Rosa maximowicziana

What have others experience been with this species? I have a clone of this one I got from a retired professor that got it as a seed from a scientist in Russia. It’s been cane hardy for me and seems to be a true groundcover/long caned climber (the plant habit is kind of like ‘Max Graf’). It has been at my parents and this past year I finally was around at the right time to get some pollen and try it in crosses and now finally have a few young seedlings with it as a male on the plantstand. They seem pretty vigorous and have LOTs of prickles like this species selection. About 5 years ago I rooted cuttings of this selection of the species and shared them with others. Have others been successful with this clone or the species in general? What have you thought of the progeny?

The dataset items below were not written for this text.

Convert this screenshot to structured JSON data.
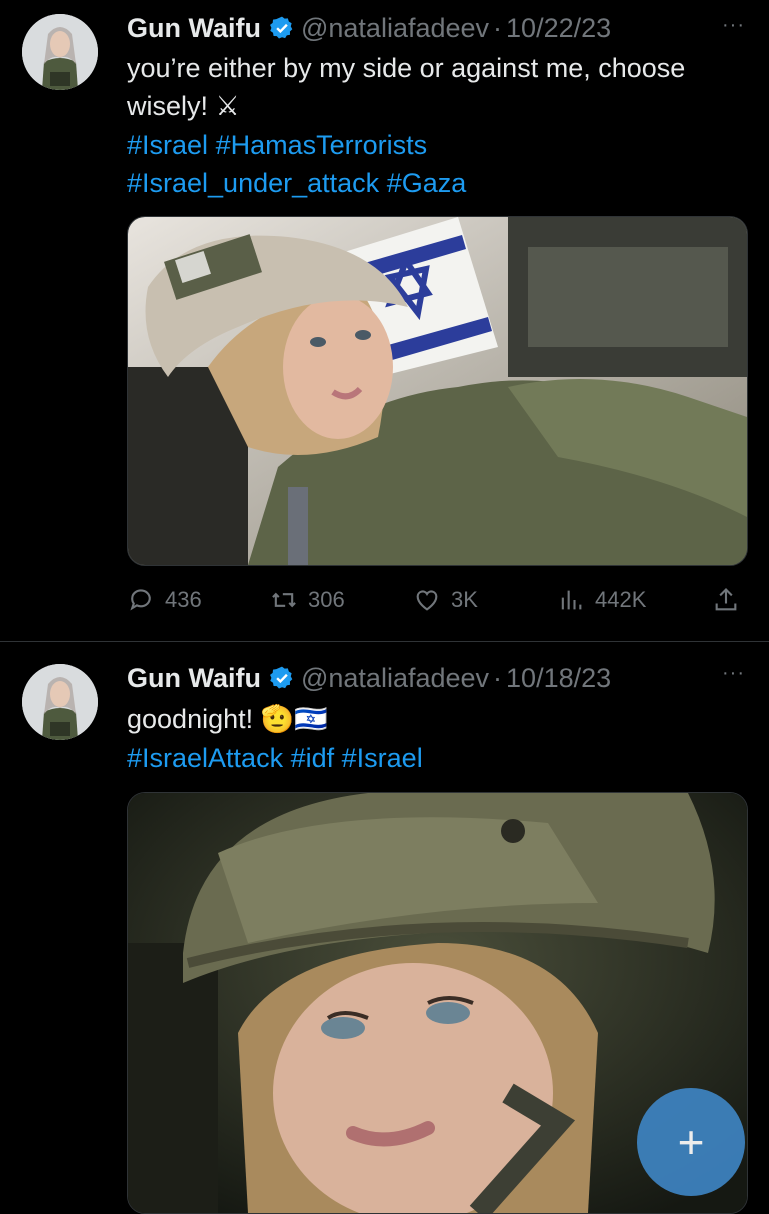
{
  "tweets": [
    {
      "name": "Gun Waifu",
      "handle": "@nataliafadeev",
      "separator": "·",
      "date": "10/22/23",
      "text_line1": "you’re either by my side or against me, choose",
      "text_line2": "wisely!",
      "text_emoji": "⚔",
      "hashtags_line1": [
        "#Israel",
        "#HamasTerrorists"
      ],
      "hashtags_line2": [
        "#Israel_under_attack",
        "#Gaza"
      ],
      "stats": {
        "replies": "436",
        "reposts": "306",
        "likes": "3K",
        "views": "442K"
      }
    },
    {
      "name": "Gun Waifu",
      "handle": "@nataliafadeev",
      "separator": "·",
      "date": "10/18/23",
      "text_line1": "goodnight!",
      "text_emoji": "🫡🇮🇱",
      "hashtags_line1": [
        "#IsraelAttack",
        "#idf",
        "#Israel"
      ]
    }
  ],
  "more_label": "···",
  "fab_label": "+",
  "colors": {
    "background": "#000000",
    "text": "#e7e9ea",
    "muted": "#71767b",
    "link": "#1d9bf0",
    "verified": "#1d9bf0",
    "fab": "#3e84c2"
  },
  "icons": [
    "reply-icon",
    "retweet-icon",
    "like-icon",
    "views-icon",
    "share-icon",
    "verified-icon",
    "more-icon",
    "compose-icon"
  ]
}
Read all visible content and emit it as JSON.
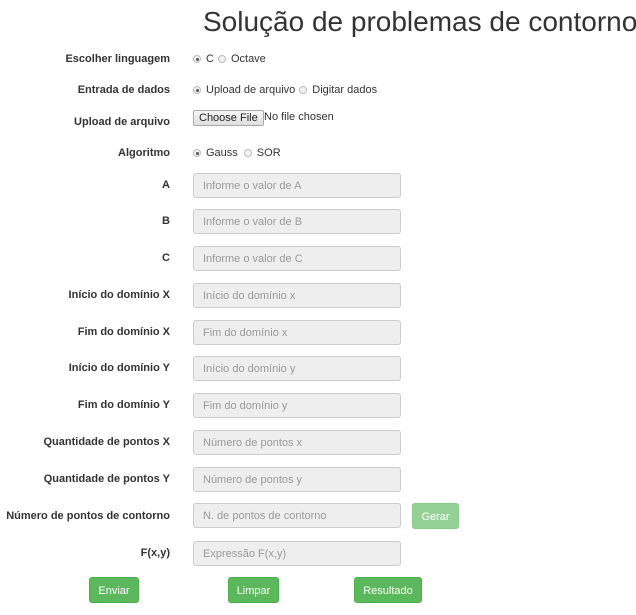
{
  "title": "Solução de problemas de contorno",
  "language": {
    "label": "Escolher linguagem",
    "options": [
      "C",
      "Octave"
    ],
    "selected": "C"
  },
  "input_mode": {
    "label": "Entrada de dados",
    "options": [
      "Upload de arquivo",
      "Digitar dados"
    ],
    "selected": "Upload de arquivo"
  },
  "upload": {
    "label": "Upload de arquivo",
    "button": "Choose File",
    "status": "No file chosen"
  },
  "algorithm": {
    "label": "Algoritmo",
    "options": [
      "Gauss",
      "SOR"
    ],
    "selected": "Gauss"
  },
  "fields": {
    "a": {
      "label": "A",
      "placeholder": "Informe o valor de A"
    },
    "b": {
      "label": "B",
      "placeholder": "Informe o valor de B"
    },
    "c": {
      "label": "C",
      "placeholder": "Informe o valor de C"
    },
    "x_start": {
      "label": "Início do domínio X",
      "placeholder": "Início do domínio x"
    },
    "x_end": {
      "label": "Fim do domínio X",
      "placeholder": "Fim do domínio x"
    },
    "y_start": {
      "label": "Início do domínio Y",
      "placeholder": "Início do domínio y"
    },
    "y_end": {
      "label": "Fim do domínio Y",
      "placeholder": "Fim do domínio y"
    },
    "points_x": {
      "label": "Quantidade de pontos X",
      "placeholder": "Número de pontos x"
    },
    "points_y": {
      "label": "Quantidade de pontos Y",
      "placeholder": "Número de pontos y"
    },
    "boundary_points": {
      "label": "Número de pontos de contorno",
      "placeholder": "N. de pontos de contorno"
    },
    "fxy": {
      "label": "F(x,y)",
      "placeholder": "Expressão F(x,y)"
    }
  },
  "buttons": {
    "gerar": "Gerar",
    "enviar": "Enviar",
    "limpar": "Limpar",
    "resultado": "Resultado"
  },
  "colors": {
    "primary_green": "#5cb85c",
    "disabled_green": "#94d194",
    "input_bg": "#eeeeee"
  }
}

I do have Rosa maximowicziana, but not from your clone. I obtained mine form Forest Farms nursery. They have a lot of rose species, often grown from seed. They listed it as a “Manchurian version of R. multiflora.” It matches the description of your clone, and is very similar to R. wichuraiana, although bigger and more hardy.

I have a few young seedlings from ‘The Gift’ X Rosa maximowicziana. They are in cold storage, and I don’t remember much about them, except that they are non-recurrent, as one would expect. As many of the readers here know, ‘The Gift’ is a large polyantha with single white flowers. Some have speculated that it may actually be a clone of R. multiflora nana, and it certainly looks like pure R. multiflora, only it is a recurrent bush. About half of its hybrids with recurrent roses are recurrent even though, theoretically, they all should be. Anyway, I was hoping to intercross the seedlings to get recurrent offspring in the next generation. I plan to cross it onto R. blanda this coming summer, if their bloom periods overlap. Your clone sounds as if it is more hardy than mine.

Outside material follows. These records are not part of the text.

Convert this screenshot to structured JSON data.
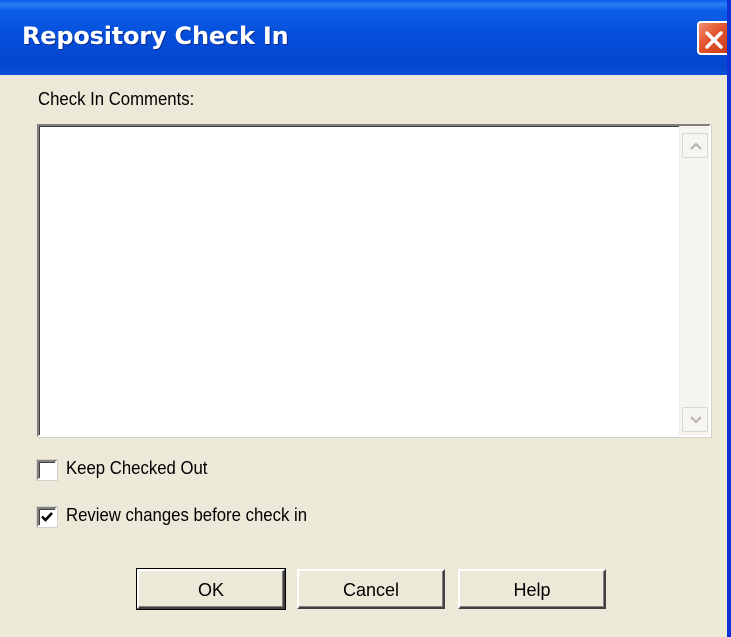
{
  "window": {
    "title": "Repository Check In"
  },
  "comments": {
    "label": "Check In Comments:",
    "value": ""
  },
  "options": {
    "keep_checked_out": {
      "label": "Keep Checked Out",
      "checked": false
    },
    "review_changes": {
      "label": "Review changes before check in",
      "checked": true
    }
  },
  "buttons": {
    "ok": "OK",
    "cancel": "Cancel",
    "help": "Help"
  },
  "icons": {
    "close": "close-icon",
    "scroll_up": "arrow-up-icon",
    "scroll_down": "arrow-down-icon",
    "checkmark": "checkmark-icon"
  },
  "colors": {
    "titlebar": "#0650dc",
    "dialog_face": "#ece9d8",
    "close_button": "#e2552e"
  }
}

What did you cross it with?

Dr. Roger Mitchell, Ferris State University, Big Rapids, Michigan (zone 5)

Forest Farms are a great ordering source btw. I ordered 2 Rubus gifts for a friend for Xmas and they were expediant with delivery in their healthy plants at a nice cost bracket. This was in sharp contrast to all the other online gifts I ordered for others this past Xmas. If only they had a much broader selection of roses… =)

In the mid 1970s, Griffith Buck had a yellow seedling from an ancestry which included Rosa maximowicziana. He offered budwood of this to RHA members, and I asked for some.

Maybe a year (or more?) later, in January of 1977, he wrote to me: “I am sorry to report that the plants of that yellow seedling are no more. We sprayed with a new insecticide, and while it did little damage to the aphids and white fly, it wiped out a large number of rose plants. In all fairness I might add that the rose was scheduled for discard because it did not live up to its promise as a parent.”